Набоков обзорная лекция

                НАБОКОВ: ОБЗОРНАЯ ЛЕКЦИЯ


    В повседневных разговорах, при описании любых событий нас всегда интересуют два вопроса – когда и где это произошло. Другими словами, дата и точка пространства являются самыми верными, необходимыми координатами как в прошлом, так в настоящем и будущем. Если я Вам скажу, что именно в этом месте Констанца, в пяти минутах ходьбы отсюда, почти 85 лет назад гостил один из великих людей 20-го века, имя которого вошло в интеллектуальную память всего человечества, вы, наверно, просто не поверите. Но это действительно так. О ком же я веду речь?
   В любой сфере человеческой деятельности, в частности в культуре, есть не просто уникумы, достигшие несравненных высот в своем деле, но и признанные всем миром подлинные гиганты, гении. Если говорить конкретно о литературе, можно назвать с десяток имен, произносимых нами с благоговением и уважением. Взяв только европейскую литературу, можно вспомнить таких всемирных Мастеров, как Данте, Петрарка, Сервантес, Шекспир, Вольтер, Флобер, Бальзак, Диккенс, Гейне, Гёте, Шиллер, Толстой, Чехов, Кафка, Бунин, Пастернак. Именно к этой плеяде выдающихся мировых светил в области просвещения относится писатель, который гостил в Констанце в сентябре 1925-го года. Его имя – Владимир Набоков, американский писатель 20-го века русского происхождения.

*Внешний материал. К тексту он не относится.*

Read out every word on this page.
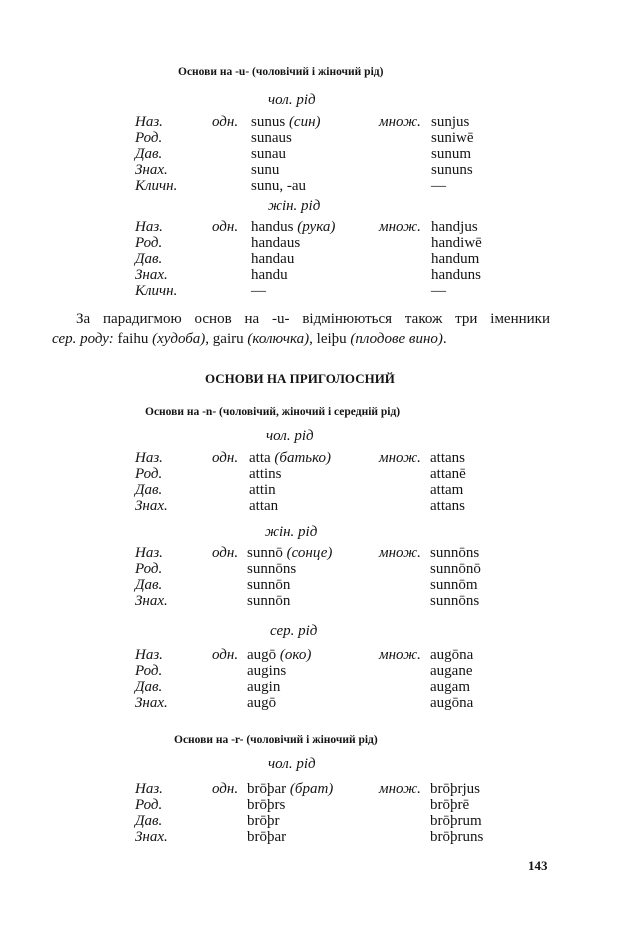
Основи на -u- (чоловічий і жіночий рід)
чол. рід
Наз.	одн. sunus (син)	множ. sunjus
Род.	sunaus	suniwē
Дав.	sunau	sunum
Знах.	sunu	sununs
Кличн.	sunu, -au	—
жін. рід
Наз.	одн. handus (рука)	множ. handjus
Род.	handaus	handiwē
Дав.	handau	handum
Знах.	handu	handuns
Кличн.	—	—
За парадигмою основ на -u- відмінюються також три іменники
сер. роду: faihu (худоба), gairu (колючка), leiþu (плодове вино).
ОСНОВИ НА ПРИГОЛОСНИЙ
Основи на -n- (чоловічий, жіночий і середній рід)
чол. рід
Наз.	одн. atta (батько)	множ. attans
Род.	attins	attanē
Дав.	attin	attam
Знах.	attan	attans
жін. рід
Наз.	одн. sunnō (сонце)	множ. sunnōns
Род.	sunnōns	sunnōnō
Дав.	sunnōn	sunnōm
Знах.	sunnōn	sunnōns
сер. рід
Наз.	одн. augō (око)	множ. augōna
Род.	augins	augane
Дав.	augin	augam
Знах.	augō	augōna
Основи на -r- (чоловічий і жіночий рід)
чол. рід
Наз.	одн. brōþar (брат)	множ. brōþrjus
Род.	brōþrs	brōþrē
Дав.	brōþr	brōþrum
Знах.	brōþar	brōþruns
143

   Чем же он знаменит? Хотя он был великолепным прозаиком и поэтом, одинаково феноменально писавшим, в основном, на двух языках – русском и английском, и, несмотря на то, что при жизни был признан классиком, знаменитость, а соответственно и славу, и возможность достойно жить за счет литературных гонораров, ему принес роман «Лолита».На этом плакате представлена его жизнь, (а прожил он 78 лет), разделенная годами и странами, где он проживал.
      Как подчёркивает новозеландский биограф Брайан Бойд вся жизнь и творчество Владимира Набокова делится на два отрезка времени. Первый называется «Русские годы» и длится он с года рождения писателя в России  – 1899-й до года его эмиграции из фашисткой Европы – 1940-й. В это время произведения писателя написаны, как правило, на русском языке. Второй промежуток времени (тоже по определению Бойда) называется «Американские годы» и длится с упомянутого 1940-го года, года приезда Набокова в Америку, до года смерти –  1977-го в Швейцарии. В этот период творения классика написаны, как правило, на английском языке.
    «Русские годы» в свою очередь можно разделить на два временных интервала: первый – с года рождения 1899-го (а он родился в Санкт-Петербурге, в аристократической семье) до года вынужденной эмиграции из России – 1919-й, второй – время проживания в Европе с 1919-го по 1940-й, из них 15 лет с 1922-го по 1937-й он живёт в Германии.

    Но начать свой рассказ я хочу с истории написания «Лолиты». В 1948-м году, будучи профессором Корнельского университета в Америке, (где он читал лекции по русской и западноевропейской литературе) Набоков приступает к созданию этого романа. Не существует другого романа со столь запоминающимся началом: «Лолита, свет моей жизни, огонь моих чресел, Грех мой, душа моя, Ло-ли-та: кончик языка совершает путь в три шажка вниз по нёбу, чтобы на третьем толкнуться о зубы. Ло. Ли. Та.» ( показать немецкую «Лолиту»).
    О чем этот роман? О любви, точнее, о безумной страсти сорокалетнего мужчины – Гумберта Гумберта – к 12-летней девочке Лолите, чей образ после издания кгиги миллионными тиражами по всему миру стал нарицательным. (показать книгу Циммера). Издать тотчас роман в Америке, несмотря на непрерывные двухлетние обращения писателя в самые разные издательства, не удалось, поскольку англоязычный мир в 50-е годы был довольно пуританским. Появившийся в 1955 году, а писал Набоков роман с перерывами с 1948-го по 53-й, во французском издательстве «Олимпия», он (роман) сразу же попал в список первых бестселлеров Франции. Писатель Грэм Грин назвал «Лолиту» одной из трех лучших книг, изданных в 1955 году. К 1980-му году тираж этой книги в мире, изданной на разных языках, не считая пиратских копий, составлял 14 миллионов.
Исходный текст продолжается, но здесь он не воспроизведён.